Peter Winch lo intuía cuando escribió que las ciencias sociales no pueden funcionar como las naturales. Las personas no son objetos que reaccionan ante estímulos, sino agentes que actúan conforme a reglas. Pero no reglas grabadas en piedra: hablamos de normas que emergen del uso, de la costumbre, de los acuerdos tácitos. “Seguir una regla” no es repetir un procedimiento mecánico, sino saber cuándo, cómo y por qué se hace algo dentro de una comunidad que comparte sentidos. No hay reglas privadas, las reglas sociales se siguen con el otro, sólo toman su sentido cuando hay un otro para el que valen. Una ley científica describe regularidades observables en la naturaleza y permite hacer predicciones bajo condiciones controladas. Una norma social, en cambio, regula el comportamiento dentro de un grupo humano y sólo tiene sentido dentro del marco cultural que la sostiene. Tal vez deberíamos deshacernos de la etiqueta “científico” que se toma como requisito para todo saber con el fin de ser considerado como conocimiento auténtico.
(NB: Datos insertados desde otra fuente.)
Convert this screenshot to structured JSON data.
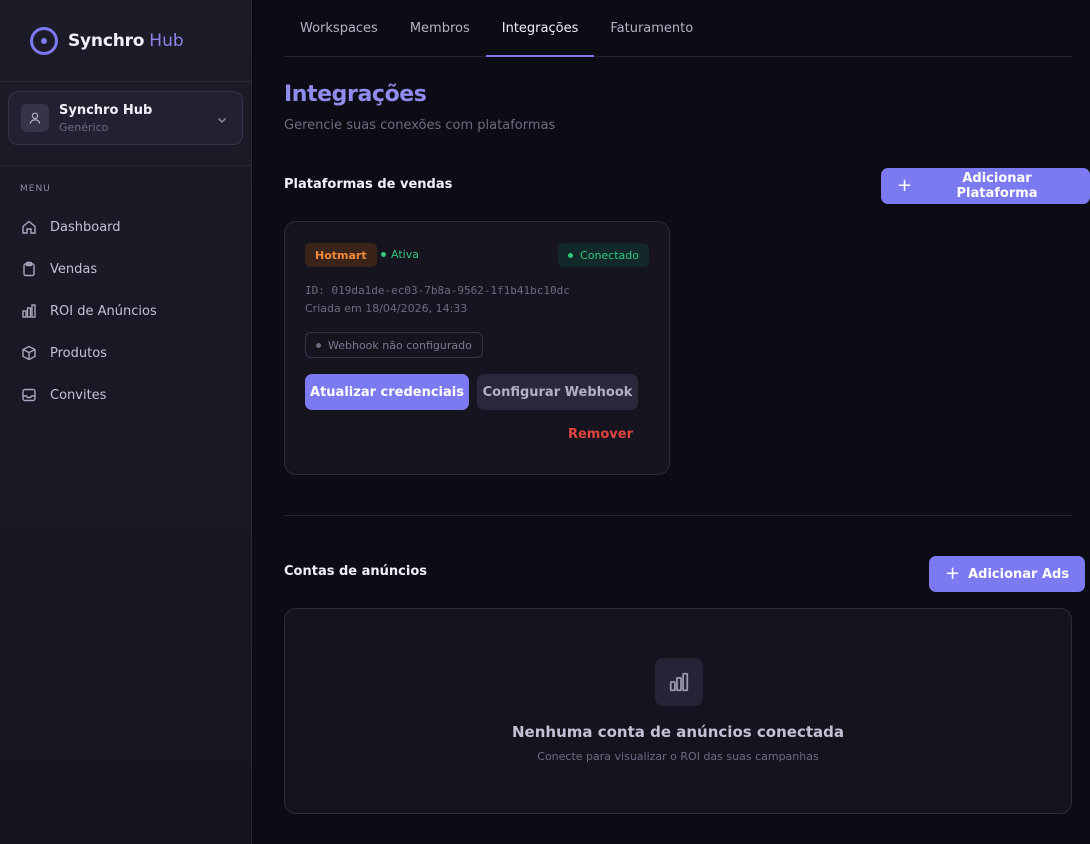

Ver no es sólo un asunto de la visión. Ver es interpretar y para interpretar hay que haber aprendido. Todo ver es siempre un “ver algo más”.  Un astrónomo y un niño miran el cielo nocturno. Ambos ven puntos brillantes, pero mientras el niño ve “estrellas”, el astrónomo ve sistemas solares, constelaciones, espectros de luz y distancias medidas en años luz. Están mirando lo mismo, pero lo que ven depende del lenguaje, el conocimiento y el entrenamiento. Esto vale también para el antropólogo: sin haber aprendido los conceptos de una cultura, uno no ve más que superficies. Un antropólogo que llega por primera vez a una comunidad y presencia un ritual en el que los miembros bailan “vestidos” de papagayo no ve lo mismo que los miembros de la comunidad que, en ese momento, son papagayos: no simbolizan, ni representan, sino que habitan esa forma de vida desde dentro. Si no has aprendido los conceptos que dan sentido a esa práctica, no puedes describir la conducta como describirías un experimento científico. Esto es anterior a toda aproximación, esta experiencia es anterior a todo proceder empírico de la ciencia, utilizar un método establecido de observación es traer consigo una visibilidad preestablecida. No hay observación neutra, como tampoco hay cultura sin lenguaje.

Esto se aplica a toda forma de vida: incluso dentro de una misma familia, los distintos grupos generan sus propias prácticas, formas de ver y de decir, que se definen por su uso particular del lenguaje. No se trata solamente de hábitos o costumbres superficiales, sino de mundos de sentido que se aprenden y se habitan.

Esto lo sabía bien Wittgenstein, en especial cuando se burlaba de Frazer por intentar “explicar” la magia. ¿Explicar qué, exactamente?; ¿que una danza para pedir lluvia no hace llover? Pero eso ya lo saben quienes bailan. El ritual no busca controlar el clima como una fórmula química controla una reacción: busca otra cosa. Sentido, pertenencia, comunión, memoria. La magia no se refuta con datos, porque no es una hipótesis. Es una expresión. Querer aproximar todo conocimiento desde la explicación es un espejismo cientificista, una ilusión que pretende medir con la misma vara todos los saberes, como si la verdad tuviera una sola voz.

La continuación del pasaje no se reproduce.